An ultra-cool dwarf is a stellar or sub-stellar object that has an effective temperature lower than 2,700 K (2,430 °C; 4,400 °F).[1] This category of dwarf stars was introduced in 1997 by J. Davy Kirkpatrick, Todd J. Henry, and Michael J. Irwin. It originally included very low mass M-dwarf stars with spectral types of M7 but was later expanded to encompass stars ranging from the coldest known to brown dwarfs as cool as spectral type T6.5. Altogether, ultra-cool dwarfs represent about 15% of the astronomical objects in the stellar neighborhood of the Sun.[2] One of the best known examples is TRAPPIST-1.[3]
Models of the formation of planets suggest that due to their low masses and the small size of their proto-planetary disks, these stars could host a relatively abundant population of terrestrial planets ranging from Mercury-sized to Earth-sized bodies, rather than a population of super-Earths and Jupiter-massed planets. The discovery of the TRAPPIST-1 planetary system, consisting of seven Earth-sized planets, would appear to validate this accretion model.[4]

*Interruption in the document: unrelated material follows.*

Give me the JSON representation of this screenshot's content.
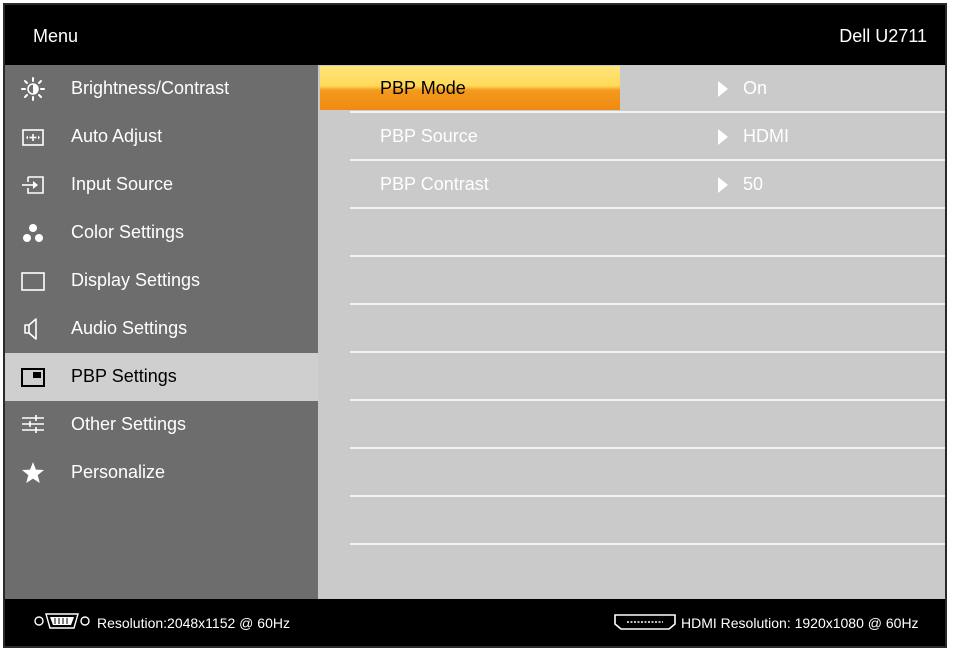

Due to their slow hydrogen fusion, when compared to other types of low-mass stars the life spans of ultra-cool dwarfs are estimated to be at least several hundred billion years, with the smallest among them living for about 12 trillion years. As the age of the universe is only 13.8 billion years, all ultra-cool dwarf stars are therefore in the early portions of their life-cycles. Models predict that at the ends of their lives the smallest of these stars will become blue dwarfs rather than expanding into red giants.[5]